The lowest temperature was 36 below zero, he said, and there wasn't any such thing as housing.
Parsons never felt it was a forgotten war. But, he thinks Americans -- who hailed the return of World War II veterans with dancing in the streets -- were quiet about Korea because they were tired of war when Korea ended. He wanted to give me his 30-page collection of material on the Marines in the Korean War.
"It went on far too long and far too many people lost their lives there," said Parsons, a retired engineer who lived in warm places around the globe but still kept his pact with God.
Bob Warden of Hilton Head Plantation left Duke University to join the U.S. Army. He was 19. He was in the first Battle of Pork Chop Hill and, by happenstance, was on the first boat home after the armistice. When it was announced over a loud speaker, no one in the camp waiting to embark even cheered.
Warden sensed that not enough Americans were sharing in the war and making sacrifices.

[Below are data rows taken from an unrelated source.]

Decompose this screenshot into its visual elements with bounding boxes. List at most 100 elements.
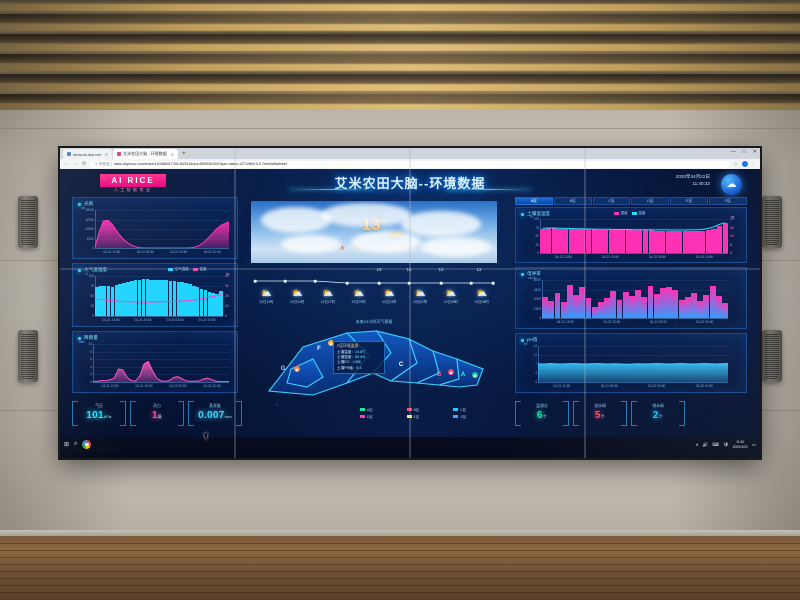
region-tab-E区[interactable]: E区	[670, 197, 709, 205]
bar	[591, 306, 598, 318]
stat-label: 监测点	[536, 404, 548, 408]
avatar-icon[interactable]	[741, 161, 748, 167]
bar	[548, 300, 555, 318]
y-tick-label: 75	[535, 225, 539, 230]
map-sensor-pin-a[interactable]: ◉	[472, 372, 478, 378]
close-window-button[interactable]: ✕	[752, 149, 757, 155]
legend-swatch	[360, 408, 365, 411]
keyboard-icon[interactable]: ⌨	[712, 441, 719, 447]
map-legend-item: G区	[453, 414, 496, 419]
region-tab-A区[interactable]: A区	[515, 197, 553, 205]
forecast-item: ⛅ 22日20时	[343, 289, 374, 319]
windows-icon[interactable]: ⊞	[64, 442, 70, 448]
chart-title: 土壤温湿度	[521, 211, 550, 217]
gridline	[93, 374, 229, 376]
area-series	[95, 219, 229, 248]
bar	[608, 229, 614, 253]
bar	[215, 293, 219, 316]
y-tick-label: 3000	[533, 297, 541, 301]
chart-legend: 湿度 温度	[614, 211, 645, 216]
shield-icon[interactable]: 🛡	[722, 441, 729, 447]
bar	[699, 230, 706, 253]
maximize-button[interactable]: □	[742, 149, 746, 155]
logo: AI RICE	[100, 174, 166, 187]
stat-unit: kPa	[103, 414, 112, 419]
browser-tab[interactable]: show.ai-rice.net ✕	[63, 149, 113, 159]
forecast-time: 22日11时	[259, 300, 274, 304]
address-bar[interactable]: ① 不安全 | datav.aliyuncs.com/share/1b35884…	[90, 160, 730, 168]
bar	[616, 299, 623, 318]
region-tab-B区[interactable]: B区	[553, 197, 592, 205]
forward-icon[interactable]: →	[73, 161, 78, 167]
x-tick-label: 04-22 10:50	[695, 255, 714, 259]
speaker-right-lower	[762, 330, 782, 382]
bar	[141, 279, 146, 316]
region-tab-F区[interactable]: F区	[709, 197, 747, 205]
omnibar-actions: ☆ ⋮	[733, 161, 756, 167]
bar	[647, 286, 654, 318]
menu-icon[interactable]: ⋮	[751, 161, 757, 166]
cloud-shape	[351, 231, 421, 253]
title-decoration-right	[446, 189, 532, 190]
x-axis-line	[95, 248, 229, 249]
bar	[562, 228, 569, 253]
y-tick-label: 50	[535, 234, 539, 238]
region-tab-C区[interactable]: C区	[592, 197, 631, 205]
clock: 2020年04月22日 11:40:32	[676, 174, 710, 188]
forecast-time: 22日23时	[382, 300, 397, 304]
map-sensor-pin-f[interactable]: ◉	[328, 340, 334, 346]
y-axis-unit-left: %	[530, 215, 533, 219]
search-icon[interactable]: ⌕	[74, 441, 78, 447]
y-tick-label: 6250	[86, 236, 94, 241]
y-tick-label-right: 15	[730, 225, 734, 230]
gridline	[95, 316, 223, 317]
volume-icon[interactable]: 🔊	[702, 441, 709, 447]
map-sensor-pin-g[interactable]: ◉	[294, 366, 300, 372]
x-tick-label: 04-22 10:50	[203, 250, 221, 254]
y-tick-label-right: 5	[730, 242, 732, 247]
map-zone-label-c: C	[398, 362, 404, 368]
x-tick-label: 04-22 03:50	[648, 384, 666, 388]
y-axis-unit: ph	[524, 342, 528, 346]
chrome-icon[interactable]	[82, 440, 92, 449]
tooltip-value: 6.3	[356, 365, 362, 370]
chart-legend: 空气湿度 温度	[168, 267, 207, 272]
legend-swatch	[192, 268, 198, 271]
tooltip-value: 1456	[352, 360, 361, 365]
bar	[122, 282, 126, 316]
browser-tab-active[interactable]: 艾米农田大脑 - 环境数据 ✕	[113, 149, 179, 159]
legend-label: 湿度	[620, 211, 628, 215]
bar	[211, 292, 215, 316]
bookmark-star-icon[interactable]: ☆	[733, 161, 738, 166]
reload-icon[interactable]: ⟳	[82, 161, 87, 167]
close-icon[interactable]: ✕	[170, 151, 175, 157]
gridline	[93, 366, 229, 368]
y-axis-line	[93, 344, 94, 382]
device-stat-card: 进水阀 5个	[573, 399, 627, 426]
region-tab-D区[interactable]: D区	[631, 197, 670, 205]
gridline	[540, 253, 728, 254]
new-tab-button[interactable]: +	[182, 151, 186, 157]
map-sensor-pin-b[interactable]: ◉	[448, 369, 454, 375]
notification-icon[interactable]: ▭	[751, 441, 756, 447]
speaker-left-lower	[18, 330, 38, 382]
ceiling-light-strip	[0, 14, 800, 23]
clock-time: 11:40:32	[692, 180, 710, 186]
taskbar-clock[interactable]: 11:40 2020/4/22	[733, 440, 748, 449]
speaker-left-upper	[18, 196, 38, 248]
title-dot-icon	[521, 212, 524, 216]
tab-title: 艾米农田大脑 - 环境数据	[123, 151, 167, 156]
chart-panel-illumination: 光照 lux 25000 18750 12500 6250 0 04-21 13:50 04-2…	[72, 197, 238, 259]
tray-expand-icon[interactable]: ∧	[695, 441, 699, 447]
minimize-button[interactable]: —	[730, 149, 736, 155]
y-tick-label-right: 20	[730, 217, 734, 221]
chart-title: 大气温湿度	[78, 267, 107, 273]
trend-value: 13	[376, 267, 382, 272]
legend-label: 温度	[638, 211, 646, 215]
close-icon[interactable]: ✕	[104, 151, 109, 157]
map-legend-item: B区	[406, 407, 450, 412]
legend-label: B区	[413, 408, 420, 412]
dashboard: AI RICE 人工智能农业 艾米农田大脑--环境数据 2020年04月22日 …	[60, 169, 760, 437]
field-map[interactable]: F G C B A ◉ ◉ ◉ ◉ F区环境监测 土壤温度：14.8℃ 土壤湿度…	[251, 325, 497, 403]
back-icon[interactable]: ←	[64, 161, 69, 167]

He says it's unfortunate that today some of the people making decisions about war have no concept of what it's like on the front lines.
During the 50th anniversary of the armistice, Warden went around making speeches to civic clubs and schools. He would say the war resulted in only a short shelf of history books, no great war novel, no outstanding movies, and not a single memorable song. They got "M*A*S*H" -- and silence.
Warden always would close his talks with: "All we ask for now is that that war no longer be forgotten."
If America forgets the Korean War -- how we got into it, how it was managed, how it ended -- we do so at our own peril.
David Halbertson's final book, "The Coldest Winter," tells in powerful detail countless lessons that citizens and policymakers could learn from it. Too many of the mistakes sound eerily familiar today.
Meanwhile, the museum at the Parris Island Marine Corps Recruit Depot -- where 138,000 troops trained for Korea -- has an expansive permanent exhibit on the war. The Veterans Memorial in Shelter Cove Community Park includes recognition of the Korean War.
Local men and women who answered their country's call to duty in Korea still try to help each other out. They meet for lunch on the first Tuesday of each month. And national organizations doggedly pursue the missing. Remains found recently in North Korea were identified as a Texan missing since the Battle of Unsan in 1950. He will be buried Aug. 4 in Arlington National Cemetery.
Much has changed since the fighting ended 55 years ago. But the Korean veterans will not forget their motto: "Forever Proud."